Es una apuesta similar pero mucho más exitosa que la propuesta por Peña Nieto que manejara con el yanqui un aparente no atenderlo, sobrellevándolo hasta que terminara su sexenio. No pudo ser. Los priistas fracasaron, no soportaron la presión, les ganó su miedo (¿a perder sus visas y no regresar al shopping?), se doblaron y acabaron haciendo lo que Washington quería: pegarle a Venezuela, ceder en el T-Mec y colaborar estrechamente como porteros en el tema migratorio.

La idea de ganar tiempo frente a Trump es sugerente, pero muy riesgosa. Por tres razones: a) Porque puede haber exabruptos que incidan en represalias difíciles de responder. 2) Porque Trump podría reelegirse y entonces se lo tendrá que aguantar cuatro años, el resto del sexenio. 3) Porque hay una agenda bilateral que no admite demoras, que requiere atención compartida a problemas compartidos –desechando así la cómoda y tramposa postura yanqui de que México “tiene problemas”, pues es un “tenemos” compartido–. La agenda bilateral es compleja, colmada de asuntos, y Trump no esperará las largas de López Obrador. Puede ponernos en riesgo en un choque diplomático más ríspido que el librado con España. Así como López Obrador ha requerido la atención del rey de España, así Trump puede hartarse y requerir la atención de López. Valdría no jugar con fuego.

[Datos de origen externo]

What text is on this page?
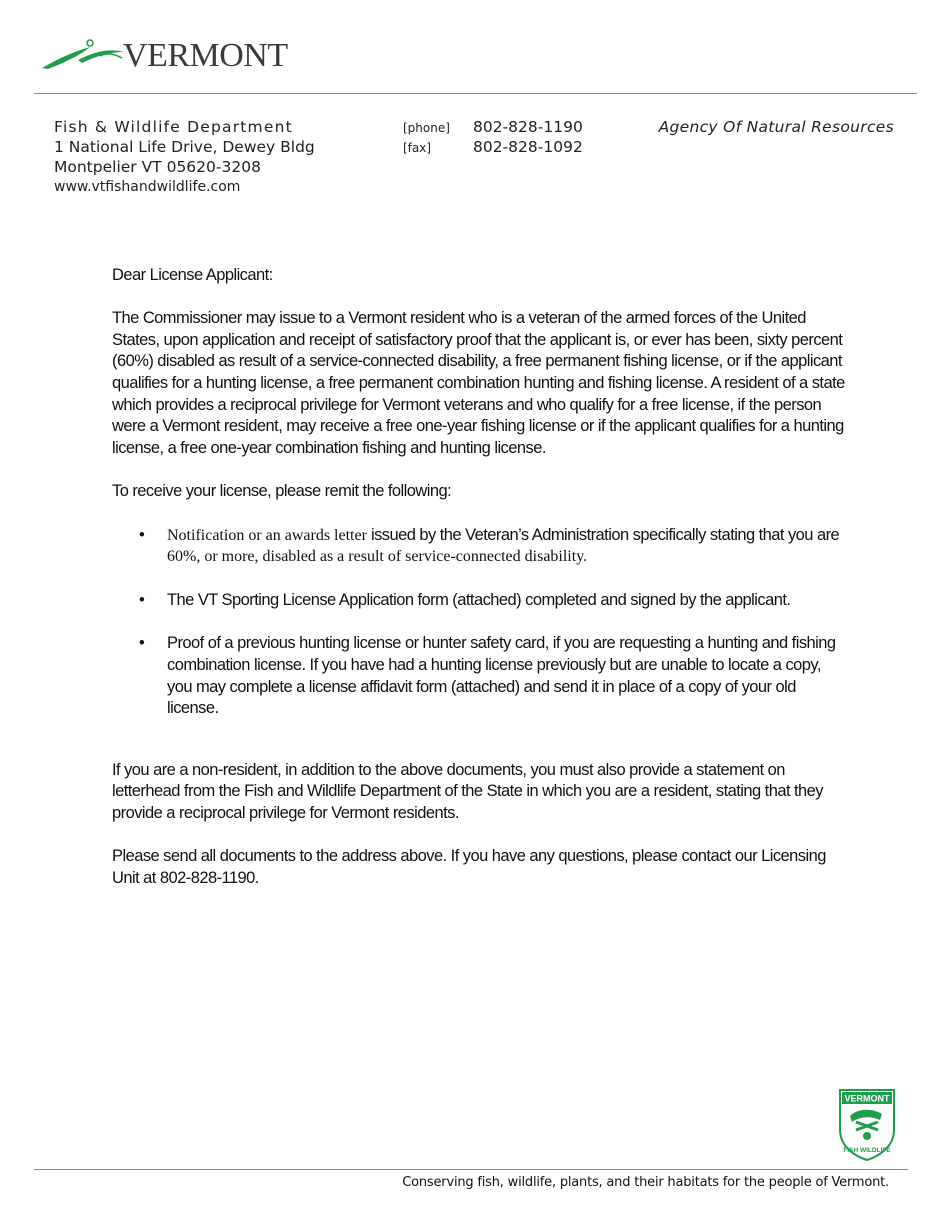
VERMONT
Fish & Wildlife Department
1 National Life Drive, Dewey Bldg
Montpelier VT 05620-3208
www.vtfishandwildlife.com
[phone] 802-828-1190
[fax]	802-828-1092
Agency Of Natural Resources

Dear License Applicant:

The Commissioner may issue to a Vermont resident who is a veteran of the armed forces of the United States, upon application and receipt of satisfactory proof that the applicant is, or ever has been, sixty percent (60%) disabled as result of a service-connected disability, a free permanent fishing license, or if the applicant qualifies for a hunting license, a free permanent combination hunting and fishing license. A resident of a state which provides a reciprocal privilege for Vermont veterans and who qualify for a free license, if the person were a Vermont resident, may receive a free one-year fishing license or if the applicant qualifies for a hunting license, a free one-year combination fishing and hunting license.

To receive your license, please remit the following:

• Notification or an awards letter issued by the Veteran’s Administration specifically stating that you are 60%, or more, disabled as a result of service-connected disability.
• The VT Sporting License Application form (attached) completed and signed by the applicant.
• Proof of a previous hunting license or hunter safety card, if you are requesting a hunting and fishing combination license. If you have had a hunting license previously but are unable to locate a copy, you may complete a license affidavit form (attached) and send it in place of a copy of your old license.

If you are a non-resident, in addition to the above documents, you must also provide a statement on letterhead from the Fish and Wildlife Department of the State in which you are a resident, stating that they provide a reciprocal privilege for Vermont residents.

Please send all documents to the address above. If you have any questions, please contact our Licensing Unit at 802-828-1190.

VERMONT
FISH WILDLIFE
Conserving fish, wildlife, plants, and their habitats for the people of Vermont.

Dicho lo anterior sin menoscabo de que no olvidemos que Trump no golpeará a México de forma contundente, su segundo mercado en tantos productos. Será Trump pero no es tan tonto. Tiene el T-Mec en espera para ser revisado por el Senado mexicano , así que no requiere un choque en estos momentos. No es momento de enrarecer las relaciones bilaterales, pero cuando sube el tono de su esquizofrenia pone a temblar al más plantado y aunque López Obrador es songo y evade el enojo, ciertamente juega con fuego.

Los cálculos no deben ser erráticos por la parte mexicana. Trump no es popular en su país pero sucede algo importante con él: sus conciudadanos lo afirman: es bruto, pero lleva bien la economía. Eso le da una amplia ventaja para reelegirse. De suceder, tendremos un problema. Pero si no gana tampoco se ve política nuestra frente a EE.UU.. Y eso sí es grave.